Moscow also deployed peacekeepers to the Lachin corridor to ensure free passage between Armenia and Nagorno-Karabakh.

Recently, Azerbaijan has been using this corridor to control and starve the people of Nagorno-Karabakh to death.

Former Chief Prosecutor of the International Criminal Court, Luis Moreno Ocampo recently quoted an observation of the European Court of Human Rights and the International Criminal Court of Justice: “The 1,20,000 ethnic Armenians in Nagorno-Karabakh are now entirely encircled by Azerbaijan, completely cut off from the access to the outside world.”

“They are effectively under siege,” he said.

CNN reported that shortages of food, fuel, and medicines caused by the months-long blockade have taken an increasing toll on the region’s population.

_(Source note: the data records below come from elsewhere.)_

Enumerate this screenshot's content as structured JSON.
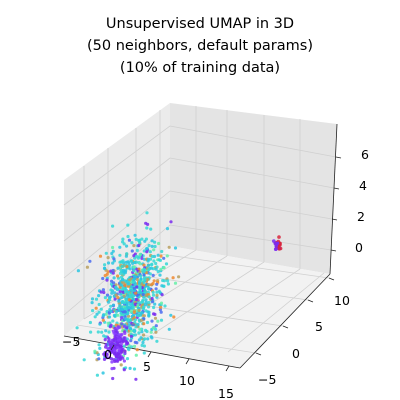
{
  "chart_data": {
    "type": "scatter3d",
    "title_lines": [
      "Unsupervised UMAP in 3D",
      "(50 neighbors, default params)",
      "(10% of training data)"
    ],
    "xlabel": "",
    "ylabel": "",
    "zlabel": "",
    "x_ticks": [
      "−5",
      "0",
      "5",
      "10",
      "15"
    ],
    "y_ticks": [
      "−5",
      "0",
      "5",
      "10"
    ],
    "z_ticks": [
      "0",
      "2",
      "4",
      "6"
    ],
    "xlim": [
      -7,
      16
    ],
    "ylim": [
      -8,
      12
    ],
    "zlim": [
      -1.5,
      6.8
    ],
    "grid": true,
    "colormap": "rainbow",
    "clusters": [
      {
        "name": "",
        "center": [
          2,
          1,
          2
        ],
        "spread": [
          1.4,
          2.5,
          1.6
        ],
        "count": 900,
        "dominant_color": "#35d7d6"
      },
      {
        "name": "",
        "center": [
          1.3,
          -1,
          -0.7
        ],
        "spread": [
          0.5,
          0.8,
          0.6
        ],
        "count": 160,
        "dominant_color": "#7a2cf0"
      },
      {
        "name": "",
        "center": [
          15.5,
          11,
          3.5
        ],
        "spread": [
          0.25,
          0.2,
          0.15
        ],
        "count": 25,
        "dominant_color": "#d8243c"
      }
    ]
  },
  "colors": {
    "pane_left": "#ebebeb",
    "pane_right": "#e4e4e4",
    "pane_floor": "#f2f2f2",
    "points": [
      "#7a2cf0",
      "#8a3cff",
      "#35d7d6",
      "#2cc6e0",
      "#66f0a8",
      "#b8a060",
      "#f08a30",
      "#d8243c",
      "#4b6cf0"
    ]
  }
}
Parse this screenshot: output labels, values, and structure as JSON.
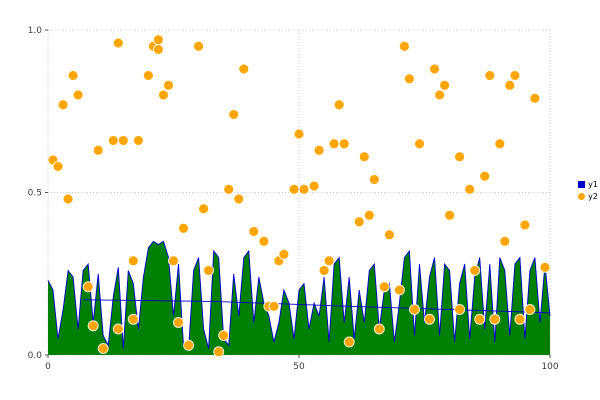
{
  "chart_data": {
    "type": "mixed",
    "title": "",
    "xlabel": "",
    "ylabel": "",
    "xlim": [
      0,
      100
    ],
    "ylim": [
      0,
      1
    ],
    "xticks": [
      0,
      50,
      100
    ],
    "yticks": [
      0,
      0.5,
      1
    ],
    "xtick_labels": [
      "0",
      "50",
      "100"
    ],
    "ytick_labels": [
      "0.0",
      "0.5",
      "1.0"
    ],
    "grid": true,
    "legend_position": "right",
    "series": [
      {
        "name": "y1",
        "type": "area",
        "color": "#008000",
        "line_color": "#0000cd",
        "x_range": [
          0,
          100
        ],
        "values": [
          0.23,
          0.2,
          0.05,
          0.14,
          0.26,
          0.24,
          0.08,
          0.26,
          0.28,
          0.1,
          0.25,
          0.06,
          0.03,
          0.18,
          0.27,
          0.02,
          0.26,
          0.22,
          0.08,
          0.24,
          0.33,
          0.35,
          0.34,
          0.35,
          0.3,
          0.12,
          0.28,
          0.03,
          0.02,
          0.26,
          0.3,
          0.08,
          0.02,
          0.32,
          0.3,
          0.05,
          0.03,
          0.25,
          0.12,
          0.3,
          0.32,
          0.1,
          0.24,
          0.16,
          0.12,
          0.04,
          0.1,
          0.2,
          0.16,
          0.05,
          0.2,
          0.22,
          0.08,
          0.16,
          0.12,
          0.24,
          0.04,
          0.28,
          0.3,
          0.1,
          0.24,
          0.05,
          0.2,
          0.1,
          0.26,
          0.28,
          0.08,
          0.2,
          0.22,
          0.04,
          0.16,
          0.3,
          0.32,
          0.06,
          0.28,
          0.1,
          0.24,
          0.3,
          0.06,
          0.28,
          0.26,
          0.04,
          0.22,
          0.28,
          0.05,
          0.24,
          0.3,
          0.08,
          0.28,
          0.04,
          0.3,
          0.26,
          0.06,
          0.28,
          0.3,
          0.05,
          0.26,
          0.3,
          0.1,
          0.28,
          0.12
        ]
      },
      {
        "name": "y2",
        "type": "scatter",
        "color": "#ffa500",
        "edge_color": "#ffffff",
        "points": [
          [
            1,
            0.6
          ],
          [
            2,
            0.58
          ],
          [
            3,
            0.77
          ],
          [
            4,
            0.48
          ],
          [
            5,
            0.86
          ],
          [
            6,
            0.8
          ],
          [
            8,
            0.21
          ],
          [
            9,
            0.09
          ],
          [
            10,
            0.63
          ],
          [
            11,
            0.02
          ],
          [
            13,
            0.66
          ],
          [
            14,
            0.96
          ],
          [
            14,
            0.08
          ],
          [
            15,
            0.66
          ],
          [
            17,
            0.29
          ],
          [
            17,
            0.11
          ],
          [
            18,
            0.66
          ],
          [
            20,
            0.86
          ],
          [
            21,
            0.95
          ],
          [
            22,
            0.97
          ],
          [
            22,
            0.94
          ],
          [
            23,
            0.8
          ],
          [
            24,
            0.83
          ],
          [
            25,
            0.29
          ],
          [
            26,
            0.1
          ],
          [
            27,
            0.39
          ],
          [
            28,
            0.03
          ],
          [
            30,
            0.95
          ],
          [
            31,
            0.45
          ],
          [
            32,
            0.26
          ],
          [
            34,
            0.01
          ],
          [
            35,
            0.06
          ],
          [
            36,
            0.51
          ],
          [
            37,
            0.74
          ],
          [
            38,
            0.48
          ],
          [
            39,
            0.88
          ],
          [
            41,
            0.38
          ],
          [
            43,
            0.35
          ],
          [
            44,
            0.15
          ],
          [
            45,
            0.15
          ],
          [
            46,
            0.29
          ],
          [
            47,
            0.31
          ],
          [
            49,
            0.51
          ],
          [
            50,
            0.68
          ],
          [
            51,
            0.51
          ],
          [
            53,
            0.52
          ],
          [
            54,
            0.63
          ],
          [
            55,
            0.26
          ],
          [
            56,
            0.29
          ],
          [
            57,
            0.65
          ],
          [
            58,
            0.77
          ],
          [
            59,
            0.65
          ],
          [
            60,
            0.04
          ],
          [
            62,
            0.41
          ],
          [
            63,
            0.61
          ],
          [
            64,
            0.43
          ],
          [
            65,
            0.54
          ],
          [
            66,
            0.08
          ],
          [
            67,
            0.21
          ],
          [
            68,
            0.37
          ],
          [
            70,
            0.2
          ],
          [
            71,
            0.95
          ],
          [
            72,
            0.85
          ],
          [
            73,
            0.14
          ],
          [
            74,
            0.65
          ],
          [
            76,
            0.11
          ],
          [
            77,
            0.88
          ],
          [
            78,
            0.8
          ],
          [
            79,
            0.83
          ],
          [
            80,
            0.43
          ],
          [
            82,
            0.14
          ],
          [
            82,
            0.61
          ],
          [
            84,
            0.51
          ],
          [
            85,
            0.26
          ],
          [
            86,
            0.11
          ],
          [
            87,
            0.55
          ],
          [
            88,
            0.86
          ],
          [
            89,
            0.11
          ],
          [
            90,
            0.65
          ],
          [
            91,
            0.35
          ],
          [
            92,
            0.83
          ],
          [
            93,
            0.86
          ],
          [
            94,
            0.11
          ],
          [
            95,
            0.4
          ],
          [
            96,
            0.14
          ],
          [
            97,
            0.79
          ],
          [
            99,
            0.27
          ]
        ]
      }
    ],
    "overlay_line": {
      "color": "#0000cd",
      "points": [
        [
          7,
          0.17
        ],
        [
          33,
          0.165
        ],
        [
          60,
          0.15
        ],
        [
          100,
          0.13
        ]
      ]
    }
  },
  "legend": {
    "y1_label": "y1",
    "y2_label": "y2"
  }
}
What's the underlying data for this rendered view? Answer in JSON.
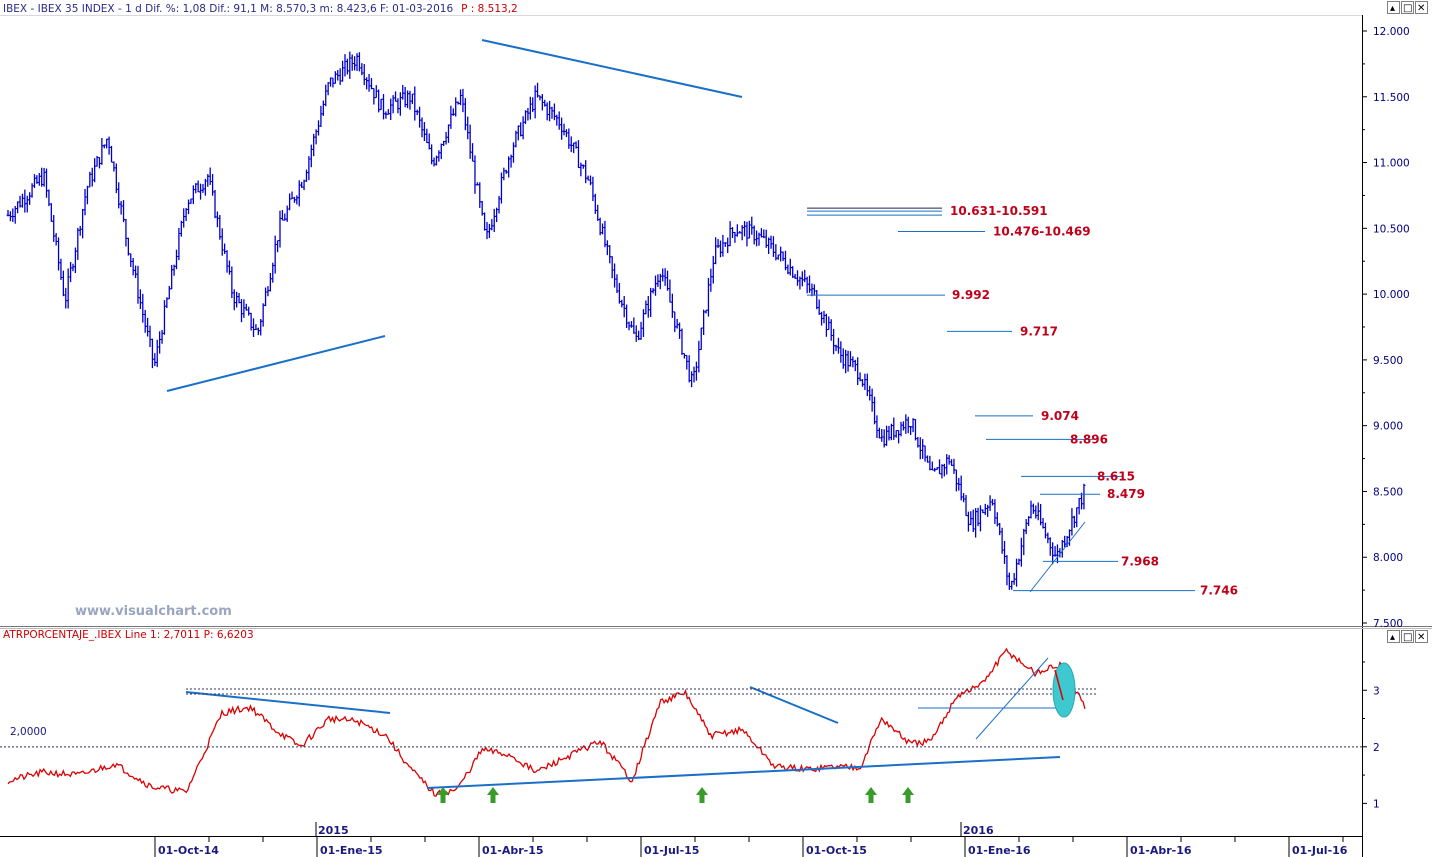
{
  "header": {
    "label": "IBEX - IBEX 35 INDEX - 1 d Dif. %: 1,08 Dif.: 91,1 M: 8.570,3 m: 8.423,6 F: 01-03-2016",
    "price": "P : 8.513,2"
  },
  "indicator": {
    "label": "ATRPORCENTAJE_.IBEX Line 1: 2,7011 P: 6,6203",
    "ref_label": "2,0000"
  },
  "watermark": "www.visualchart.com",
  "window_controls": [
    "▴",
    "□",
    "✕"
  ],
  "panel_controls": [
    "▴",
    "□",
    "✕"
  ],
  "colors": {
    "price": "#0000cc",
    "indicator": "#dd0000",
    "trend": "#1a6fc8",
    "levels": "#1a6fc8",
    "level_text": "#c0001a",
    "highlight": "#3ec8d0",
    "arrow": "#3a9a2a"
  },
  "chart_data": [
    {
      "type": "line",
      "title": "IBEX 35 INDEX",
      "x_tick_labels": [
        "01-Oct-14",
        "01-Ene-15",
        "01-Abr-15",
        "01-Jul-15",
        "01-Oct-15",
        "01-Ene-16",
        "01-Abr-16",
        "01-Jul-16"
      ],
      "year_labels": [
        "2015",
        "2016"
      ],
      "y_tick_labels": [
        "12.000",
        "11.500",
        "11.000",
        "10.500",
        "10.000",
        "9.500",
        "9.000",
        "8.500",
        "8.000",
        "7.500"
      ],
      "ylim": [
        7500,
        12000
      ],
      "x_range_days": [
        0,
        681
      ],
      "series": [
        {
          "x": [
            0,
            20,
            32,
            44,
            56,
            66,
            82,
            100,
            112,
            126,
            140,
            152,
            166,
            180,
            196,
            210,
            226,
            238,
            254,
            268,
            282,
            296,
            310,
            326,
            340,
            352,
            366,
            384,
            396,
            408,
            420,
            432,
            452,
            466,
            478,
            490,
            506,
            518,
            528,
            540,
            552,
            562,
            574,
            588,
            604
          ],
          "values": [
            10600,
            10900,
            9950,
            10800,
            11200,
            10450,
            9450,
            10700,
            10900,
            10000,
            9700,
            10500,
            10900,
            11600,
            11800,
            11400,
            11500,
            11000,
            11500,
            10400,
            11100,
            11500,
            11300,
            10850,
            10100,
            9650,
            10200,
            9300,
            10300,
            10500,
            10450,
            10300,
            10000,
            9550,
            9400,
            8900,
            9050,
            8600,
            8750,
            8250,
            8450,
            7750,
            8400,
            8000,
            8513
          ]
        }
      ],
      "levels": [
        {
          "label": "10.631-10.591",
          "value": 10631
        },
        {
          "label": "10.476-10.469",
          "value": 10476
        },
        {
          "label": "9.992",
          "value": 9992
        },
        {
          "label": "9.717",
          "value": 9717
        },
        {
          "label": "9.074",
          "value": 9074
        },
        {
          "label": "8.896",
          "value": 8896
        },
        {
          "label": "8.615",
          "value": 8615
        },
        {
          "label": "8.479",
          "value": 8479
        },
        {
          "label": "7.968",
          "value": 7968
        },
        {
          "label": "7.746",
          "value": 7746
        }
      ]
    },
    {
      "type": "line",
      "title": "ATRPORCENTAJE_.IBEX",
      "y_tick_labels": [
        "3",
        "2",
        "1"
      ],
      "ylim": [
        0.6,
        3.8
      ],
      "series": [
        {
          "x": [
            0,
            20,
            40,
            60,
            80,
            100,
            120,
            136,
            150,
            164,
            180,
            196,
            212,
            226,
            240,
            252,
            266,
            282,
            296,
            312,
            332,
            350,
            366,
            380,
            394,
            412,
            430,
            448,
            462,
            478,
            490,
            506,
            518,
            532,
            546,
            560,
            576,
            590,
            604
          ],
          "values": [
            1.4,
            1.55,
            1.5,
            1.7,
            1.3,
            1.2,
            2.6,
            2.7,
            2.3,
            2.0,
            2.5,
            2.45,
            2.2,
            1.6,
            1.15,
            1.25,
            1.95,
            1.85,
            1.55,
            1.8,
            2.1,
            1.4,
            2.8,
            2.95,
            2.2,
            2.3,
            1.65,
            1.6,
            1.65,
            1.65,
            2.5,
            2.05,
            2.1,
            2.9,
            3.1,
            3.7,
            3.3,
            3.45,
            2.7
          ]
        }
      ]
    }
  ]
}
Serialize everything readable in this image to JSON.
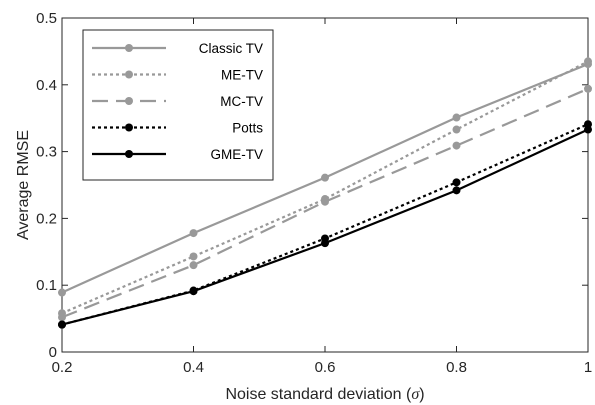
{
  "chart_data": {
    "type": "line",
    "xlabel": "Noise standard deviation (",
    "xlabel_symbol": "σ",
    "xlabel_close": ")",
    "ylabel": "Average RMSE",
    "xlim": [
      0.2,
      1
    ],
    "ylim": [
      0,
      0.5
    ],
    "x": [
      0.2,
      0.4,
      0.6,
      0.8,
      1
    ],
    "xticks": [
      "0.2",
      "0.4",
      "0.6",
      "0.8",
      "1"
    ],
    "yticks": [
      "0",
      "0.1",
      "0.2",
      "0.3",
      "0.4",
      "0.5"
    ],
    "grid": false,
    "legend_position": "top-left",
    "series": [
      {
        "name": "Classic TV",
        "values": [
          0.089,
          0.178,
          0.261,
          0.351,
          0.431
        ],
        "color": "#999999",
        "dash": "solid"
      },
      {
        "name": "ME-TV",
        "values": [
          0.058,
          0.143,
          0.229,
          0.333,
          0.435
        ],
        "color": "#999999",
        "dash": "dotted"
      },
      {
        "name": "MC-TV",
        "values": [
          0.052,
          0.13,
          0.225,
          0.309,
          0.394
        ],
        "color": "#999999",
        "dash": "dashed"
      },
      {
        "name": "Potts",
        "values": [
          0.041,
          0.092,
          0.17,
          0.254,
          0.341
        ],
        "color": "#000000",
        "dash": "dotted"
      },
      {
        "name": "GME-TV",
        "values": [
          0.041,
          0.091,
          0.163,
          0.242,
          0.333
        ],
        "color": "#000000",
        "dash": "solid"
      }
    ]
  }
}
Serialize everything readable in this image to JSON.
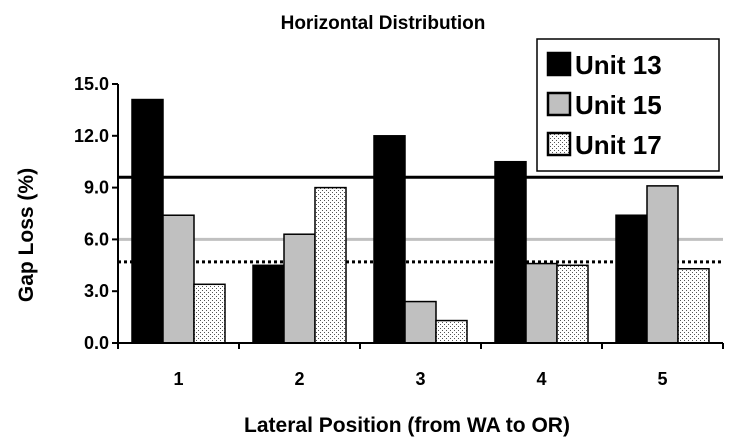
{
  "chart_data": {
    "type": "bar",
    "title": "Horizontal Distribution",
    "xlabel": "Lateral Position (from WA to OR)",
    "ylabel": "Gap Loss (%)",
    "ylim": [
      0,
      15
    ],
    "yticks": [
      "0.0",
      "3.0",
      "6.0",
      "9.0",
      "12.0",
      "15.0"
    ],
    "categories": [
      "1",
      "2",
      "3",
      "4",
      "5"
    ],
    "series": [
      {
        "name": "Unit 13",
        "values": [
          14.1,
          4.5,
          12.0,
          10.5,
          7.4
        ],
        "fill": "#000000"
      },
      {
        "name": "Unit 15",
        "values": [
          7.4,
          6.3,
          2.4,
          4.6,
          9.1
        ],
        "fill": "#c0c0c0"
      },
      {
        "name": "Unit 17",
        "values": [
          3.4,
          9.0,
          1.3,
          4.5,
          4.3
        ],
        "fill": "dots"
      }
    ],
    "reference_lines": [
      {
        "value": 9.6,
        "style": "solid",
        "color": "#000000"
      },
      {
        "value": 6.0,
        "style": "solid",
        "color": "#c0c0c0"
      },
      {
        "value": 4.7,
        "style": "dotted",
        "color": "#000000"
      }
    ],
    "legend_position": "top-right",
    "grid": false
  }
}
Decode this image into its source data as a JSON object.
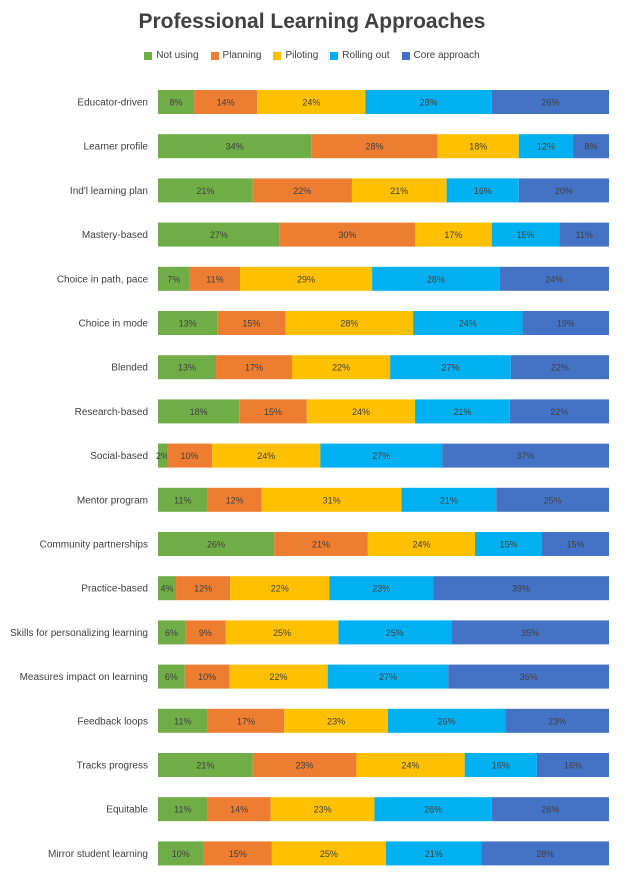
{
  "chart_data": {
    "type": "bar",
    "orientation": "horizontal",
    "stacked": "100%",
    "title": "Professional Learning Approaches",
    "legend_position": "top",
    "grid": false,
    "categories": [
      "Educator-driven",
      "Learner profile",
      "Ind'l learning plan",
      "Mastery-based",
      "Choice in path, pace",
      "Choice in mode",
      "Blended",
      "Research-based",
      "Social-based",
      "Mentor program",
      "Community partnerships",
      "Practice-based",
      "Skills for personalizing learning",
      "Measures impact on learning",
      "Feedback loops",
      "Tracks progress",
      "Equitable",
      "Mirror student learning"
    ],
    "series": [
      {
        "name": "Not using",
        "color": "#70AD47",
        "values": [
          8,
          34,
          21,
          27,
          7,
          13,
          13,
          18,
          2,
          11,
          26,
          4,
          6,
          6,
          11,
          21,
          11,
          10
        ]
      },
      {
        "name": "Planning",
        "color": "#ED7D31",
        "values": [
          14,
          28,
          22,
          30,
          11,
          15,
          17,
          15,
          10,
          12,
          21,
          12,
          9,
          10,
          17,
          23,
          14,
          15
        ]
      },
      {
        "name": "Piloting",
        "color": "#FFC000",
        "values": [
          24,
          18,
          21,
          17,
          29,
          28,
          22,
          24,
          24,
          31,
          24,
          22,
          25,
          22,
          23,
          24,
          23,
          25
        ]
      },
      {
        "name": "Rolling out",
        "color": "#00B0F0",
        "values": [
          28,
          12,
          16,
          15,
          28,
          24,
          27,
          21,
          27,
          21,
          15,
          23,
          25,
          27,
          26,
          16,
          26,
          21
        ]
      },
      {
        "name": "Core approach",
        "color": "#4472C4",
        "values": [
          26,
          8,
          20,
          11,
          24,
          19,
          22,
          22,
          37,
          25,
          15,
          39,
          35,
          36,
          23,
          16,
          26,
          28
        ]
      }
    ]
  }
}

Gegham Stepanyan, the ombudsman of the NKR, on August 15 confirmed that officials reported the first death from malnutrition in the region.

When it is established that the people of Nagorno-Karabakh are facing genocide, the next question is who is responsible? One of the most obvious reasons pointed out by multiple political analysts and lawyers like Ocampo is the President of Azerbaijan, Ilham Aliyev, the supreme commander of these security forces in Azerbaijan.

It was under his command the Lachin Corridor was blockaded by the security border personnel of the country.

Aliyev, who accepted the Russian peacemakers after the war between Armenia and Azerbaijan in 2020 and agreed to keep the Lachin corridor open for free passage of goods and services, went back on the agreement the moment Russia invaded Ukraine.

According to Ocampo, “Instead of negotiating the autonomy of the people of Nagorno-Karabakh, he systematically took steps through a series of decisions to eliminate the Armenians living in Nagorno-Karabakh.”

For starters, Aliyev allowed a civilian group to block the Lachin Corridor, which he was supposed to keep open, according to the pact after 2020.

Second, following the order from the International Court of Justice to lift the blockade, he put checkpoints in place on the border with Armenia, stopping humanitarian aid from getting to Nagorno-Karabakh.

He further said that the checkpoint was established to implement the International Court of Justice’s decision.

“Actually the International Court of Justice actually addressed its message to us to communicate with civil society activists and not to disrupt any kind of movement. And we did it. And as soon as we established a border checkpoint on our border with Armenia, which is our legitimate right…We communicated through my representative here in Shusha (a city in the disputed region) with NGOs’ representatives for them (civil society groups) to stop, and they stopped. They left. So now, freedom of movement is not blocked.”

The President also said that his motive is to put an end to separatism. Besides, he claims that “he is not organizing ethnic cleansing.”